Transmeta's Crusoe processor, which the company claims is capable of running complex operating environments such as Microsoft's Windows 2000 with as little as one watt of power, has only very recently begun to appear in ultra-thin portable computers from manufacturers such as Sony and Fujitsu. And McKernan feels that products from those manufacturers, combined with a strong market for Crusoe in the Asia-Pacific region, are early indicators of Crusoe's future US market.
"The workforce in Japan, for instance, is more mobile than the US workforce," McKernan said. "What's going on is that Crusoe is allowing the Japanese [manufacturers] to innovate more than they have before. And what we are seeing as trends from our Japanese [manufacturer] friends with the ultra-light mobile computers, it appears, is becoming the mainstream market."
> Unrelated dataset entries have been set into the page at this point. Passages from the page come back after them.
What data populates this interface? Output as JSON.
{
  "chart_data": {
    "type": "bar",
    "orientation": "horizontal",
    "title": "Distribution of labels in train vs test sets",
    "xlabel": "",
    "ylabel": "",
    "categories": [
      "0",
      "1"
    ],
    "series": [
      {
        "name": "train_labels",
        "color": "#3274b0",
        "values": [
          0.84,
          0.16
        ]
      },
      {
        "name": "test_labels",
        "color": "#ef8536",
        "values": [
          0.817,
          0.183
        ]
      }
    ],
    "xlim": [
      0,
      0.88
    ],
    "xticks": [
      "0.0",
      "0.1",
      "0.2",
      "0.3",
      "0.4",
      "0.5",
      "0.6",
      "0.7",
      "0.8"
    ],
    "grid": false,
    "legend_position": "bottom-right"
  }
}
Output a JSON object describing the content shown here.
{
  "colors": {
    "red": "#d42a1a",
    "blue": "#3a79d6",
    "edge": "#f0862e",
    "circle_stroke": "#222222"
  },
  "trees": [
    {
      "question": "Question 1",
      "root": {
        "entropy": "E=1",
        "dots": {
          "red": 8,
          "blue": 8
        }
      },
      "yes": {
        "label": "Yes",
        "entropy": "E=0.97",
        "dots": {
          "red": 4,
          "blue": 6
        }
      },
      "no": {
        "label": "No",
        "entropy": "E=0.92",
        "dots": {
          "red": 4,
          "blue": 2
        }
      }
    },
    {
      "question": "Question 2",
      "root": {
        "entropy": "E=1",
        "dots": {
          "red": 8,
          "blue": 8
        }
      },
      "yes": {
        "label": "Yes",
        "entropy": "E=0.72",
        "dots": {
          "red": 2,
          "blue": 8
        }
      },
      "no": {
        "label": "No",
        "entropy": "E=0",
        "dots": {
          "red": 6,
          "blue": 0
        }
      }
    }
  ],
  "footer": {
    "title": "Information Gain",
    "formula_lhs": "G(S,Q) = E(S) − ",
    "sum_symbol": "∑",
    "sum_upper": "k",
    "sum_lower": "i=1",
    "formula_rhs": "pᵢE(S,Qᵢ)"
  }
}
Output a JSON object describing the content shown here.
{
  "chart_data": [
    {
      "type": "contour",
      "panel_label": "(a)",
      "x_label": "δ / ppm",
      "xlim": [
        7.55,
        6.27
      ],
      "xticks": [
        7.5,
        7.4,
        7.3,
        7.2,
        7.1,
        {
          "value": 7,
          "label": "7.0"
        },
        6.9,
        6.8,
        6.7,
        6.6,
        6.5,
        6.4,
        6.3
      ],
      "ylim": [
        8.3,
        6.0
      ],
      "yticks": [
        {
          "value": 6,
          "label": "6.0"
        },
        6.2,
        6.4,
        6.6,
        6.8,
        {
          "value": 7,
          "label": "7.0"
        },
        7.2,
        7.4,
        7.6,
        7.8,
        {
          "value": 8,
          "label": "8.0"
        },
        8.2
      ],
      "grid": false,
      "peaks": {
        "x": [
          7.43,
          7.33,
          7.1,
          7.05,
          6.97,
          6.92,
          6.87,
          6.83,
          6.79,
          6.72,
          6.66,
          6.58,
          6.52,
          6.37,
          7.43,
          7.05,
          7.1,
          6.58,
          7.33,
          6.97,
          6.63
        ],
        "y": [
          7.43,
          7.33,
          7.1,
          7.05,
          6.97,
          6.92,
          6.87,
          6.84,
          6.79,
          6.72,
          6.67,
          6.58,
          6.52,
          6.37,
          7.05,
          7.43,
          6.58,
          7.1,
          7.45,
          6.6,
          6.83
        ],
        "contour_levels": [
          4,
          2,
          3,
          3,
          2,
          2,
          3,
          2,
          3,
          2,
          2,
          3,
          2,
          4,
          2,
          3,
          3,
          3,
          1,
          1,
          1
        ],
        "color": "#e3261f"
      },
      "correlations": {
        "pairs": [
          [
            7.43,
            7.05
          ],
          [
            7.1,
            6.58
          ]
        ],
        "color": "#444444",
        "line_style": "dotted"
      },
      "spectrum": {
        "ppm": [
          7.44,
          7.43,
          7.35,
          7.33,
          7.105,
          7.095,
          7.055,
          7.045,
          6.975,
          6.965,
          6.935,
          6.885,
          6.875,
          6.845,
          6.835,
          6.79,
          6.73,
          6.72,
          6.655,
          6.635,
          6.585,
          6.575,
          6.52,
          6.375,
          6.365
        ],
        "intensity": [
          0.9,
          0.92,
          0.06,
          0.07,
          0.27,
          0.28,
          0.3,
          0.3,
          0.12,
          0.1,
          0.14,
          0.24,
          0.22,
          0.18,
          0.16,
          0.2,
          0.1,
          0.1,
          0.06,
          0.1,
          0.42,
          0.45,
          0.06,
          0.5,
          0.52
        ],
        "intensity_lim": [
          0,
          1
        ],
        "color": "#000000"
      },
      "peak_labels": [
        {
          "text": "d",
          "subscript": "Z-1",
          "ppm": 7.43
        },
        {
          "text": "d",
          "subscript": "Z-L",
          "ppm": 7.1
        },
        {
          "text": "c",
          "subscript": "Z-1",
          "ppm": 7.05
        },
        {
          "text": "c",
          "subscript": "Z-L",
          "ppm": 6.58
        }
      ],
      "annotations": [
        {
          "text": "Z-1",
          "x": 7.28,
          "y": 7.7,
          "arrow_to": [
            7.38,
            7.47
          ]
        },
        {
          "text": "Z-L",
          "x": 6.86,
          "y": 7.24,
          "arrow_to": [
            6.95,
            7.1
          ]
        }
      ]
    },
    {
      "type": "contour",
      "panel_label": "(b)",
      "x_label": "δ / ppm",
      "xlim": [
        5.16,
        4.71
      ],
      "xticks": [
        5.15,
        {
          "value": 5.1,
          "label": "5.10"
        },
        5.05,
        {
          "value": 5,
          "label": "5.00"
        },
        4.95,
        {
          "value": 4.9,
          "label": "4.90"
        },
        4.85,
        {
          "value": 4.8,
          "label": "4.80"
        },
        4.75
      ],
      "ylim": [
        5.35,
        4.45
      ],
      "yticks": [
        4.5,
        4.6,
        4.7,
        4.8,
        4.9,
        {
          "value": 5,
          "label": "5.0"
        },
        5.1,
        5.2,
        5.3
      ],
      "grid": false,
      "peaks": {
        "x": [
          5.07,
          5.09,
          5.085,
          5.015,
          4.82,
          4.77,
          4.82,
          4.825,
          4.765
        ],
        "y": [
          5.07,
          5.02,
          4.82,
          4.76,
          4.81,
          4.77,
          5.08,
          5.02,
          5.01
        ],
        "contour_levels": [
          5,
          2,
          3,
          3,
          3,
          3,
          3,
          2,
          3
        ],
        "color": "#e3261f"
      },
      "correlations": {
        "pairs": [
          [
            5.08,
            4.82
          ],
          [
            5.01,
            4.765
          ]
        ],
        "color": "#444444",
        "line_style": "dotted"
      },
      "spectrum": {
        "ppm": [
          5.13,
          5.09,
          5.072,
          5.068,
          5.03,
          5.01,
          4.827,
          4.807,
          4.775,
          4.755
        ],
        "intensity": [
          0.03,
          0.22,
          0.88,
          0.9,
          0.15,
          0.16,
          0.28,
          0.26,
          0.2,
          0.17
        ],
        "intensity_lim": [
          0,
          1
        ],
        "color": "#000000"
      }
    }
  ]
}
As for Intel and AMD, McKernan said "the [processor] market is segmenting into two camps," which he identified as the low-power market, to which Crusoe is specifically targeted, and the speed market, which Intel and AMD occupy.
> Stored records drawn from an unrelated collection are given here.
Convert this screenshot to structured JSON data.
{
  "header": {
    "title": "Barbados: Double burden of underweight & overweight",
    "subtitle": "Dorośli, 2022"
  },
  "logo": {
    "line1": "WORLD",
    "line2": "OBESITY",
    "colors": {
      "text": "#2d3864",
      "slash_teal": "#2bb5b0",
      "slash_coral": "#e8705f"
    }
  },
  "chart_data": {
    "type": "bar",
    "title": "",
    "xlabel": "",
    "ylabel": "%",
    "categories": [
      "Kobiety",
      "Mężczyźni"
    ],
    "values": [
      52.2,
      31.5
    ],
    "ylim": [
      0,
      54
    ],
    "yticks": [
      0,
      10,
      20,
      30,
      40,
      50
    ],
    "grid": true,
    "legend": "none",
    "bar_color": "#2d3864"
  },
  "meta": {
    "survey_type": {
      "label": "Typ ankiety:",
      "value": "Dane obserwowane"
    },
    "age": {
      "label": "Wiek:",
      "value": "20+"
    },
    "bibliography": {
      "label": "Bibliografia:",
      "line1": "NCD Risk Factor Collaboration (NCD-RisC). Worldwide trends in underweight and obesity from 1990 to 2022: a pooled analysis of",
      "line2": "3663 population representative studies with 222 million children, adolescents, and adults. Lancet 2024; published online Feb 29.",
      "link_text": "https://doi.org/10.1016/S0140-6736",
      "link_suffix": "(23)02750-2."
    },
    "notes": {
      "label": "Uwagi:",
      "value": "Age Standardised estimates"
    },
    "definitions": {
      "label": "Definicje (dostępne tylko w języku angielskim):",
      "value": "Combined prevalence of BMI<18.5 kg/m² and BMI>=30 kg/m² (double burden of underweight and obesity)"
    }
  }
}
"Transmeta felt [it] had a different approach that was novel and unique enough and harkens back to the days of what RISC [reduced instruction set computers] stood for, a simple design that made for a low-cost, and in Transmeta's case a low-power, chip," said Richard Partridge, a senior research analyst at D.H. Brown Associates.
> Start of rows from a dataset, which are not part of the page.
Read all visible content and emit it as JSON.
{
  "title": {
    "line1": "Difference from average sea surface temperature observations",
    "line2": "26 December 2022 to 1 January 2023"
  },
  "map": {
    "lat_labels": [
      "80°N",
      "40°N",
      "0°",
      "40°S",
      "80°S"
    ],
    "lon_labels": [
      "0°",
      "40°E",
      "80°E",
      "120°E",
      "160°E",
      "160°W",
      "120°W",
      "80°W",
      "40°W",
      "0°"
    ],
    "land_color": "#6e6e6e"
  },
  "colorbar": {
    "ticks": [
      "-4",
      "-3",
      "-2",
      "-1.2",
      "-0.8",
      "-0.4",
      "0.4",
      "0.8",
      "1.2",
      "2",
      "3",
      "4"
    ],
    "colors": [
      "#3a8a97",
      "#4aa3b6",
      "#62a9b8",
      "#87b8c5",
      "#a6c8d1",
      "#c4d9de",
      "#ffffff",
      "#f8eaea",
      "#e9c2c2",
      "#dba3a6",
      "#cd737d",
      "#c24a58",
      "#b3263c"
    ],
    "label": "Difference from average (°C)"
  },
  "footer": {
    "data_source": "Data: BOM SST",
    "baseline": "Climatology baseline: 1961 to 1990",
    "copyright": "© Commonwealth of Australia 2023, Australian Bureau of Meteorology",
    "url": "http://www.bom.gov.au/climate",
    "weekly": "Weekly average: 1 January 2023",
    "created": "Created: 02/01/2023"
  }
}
Partridge believes that Transmeta's premise was that advances in processor fabrication from companies such as AMD and Intel would eventually "drive processor clock rates so far beyond what people need" that the focus of development would shift from faster speeds to more efficiency, such as extended battery life through power conservation and system optimisation. At such a time, Transmeta would be there as a leader in processor efficiency, Partridge said.
"[Transmeta] knew that if [it] took a far different approach and extended battery life, then that would be something significant, rather than having a machine that runs a hundred times faster. They are betting technology will improve and that they will bring the power savings," Partridge said.
Intel made no official comment concerning Ditzel's remarks, but a company source suggested that the real reason Transmeta chose to develop its Crusoe processor from a software angle rather than along the guidelines of Intel's architecture was to avoid prosecution from Intel.
Unlike AMD, Transmeta does not have a cross-license agreement from Intel to build Pentium-style processors, the source said.
If Transmeta had designed Crusoe as a Pentium clone, "the only way Transmeta could have produced it would be in a protected foundry," said Dean McCarron, an analyst at Mercury Research.
A protected foundry would be a company that has a patent cross-license agreement with, in the case of Transmeta, Intel, McCarron explained, citing an incident in the late 1990s in which VIA Technologies Cyrix was sued by Intel over the Intel-like design of VIA Cyrix's M-2 processor.
A court threw out the Intel suit when it was discovered that VIA Cyrix was producing the chip in plants that did possess the proper Intel cross-licenses, namely IBM. and Texas Instruments, McCarron said.
"We went down a different path because we saw the advantage to the software approach," Transmeta's McKernan said.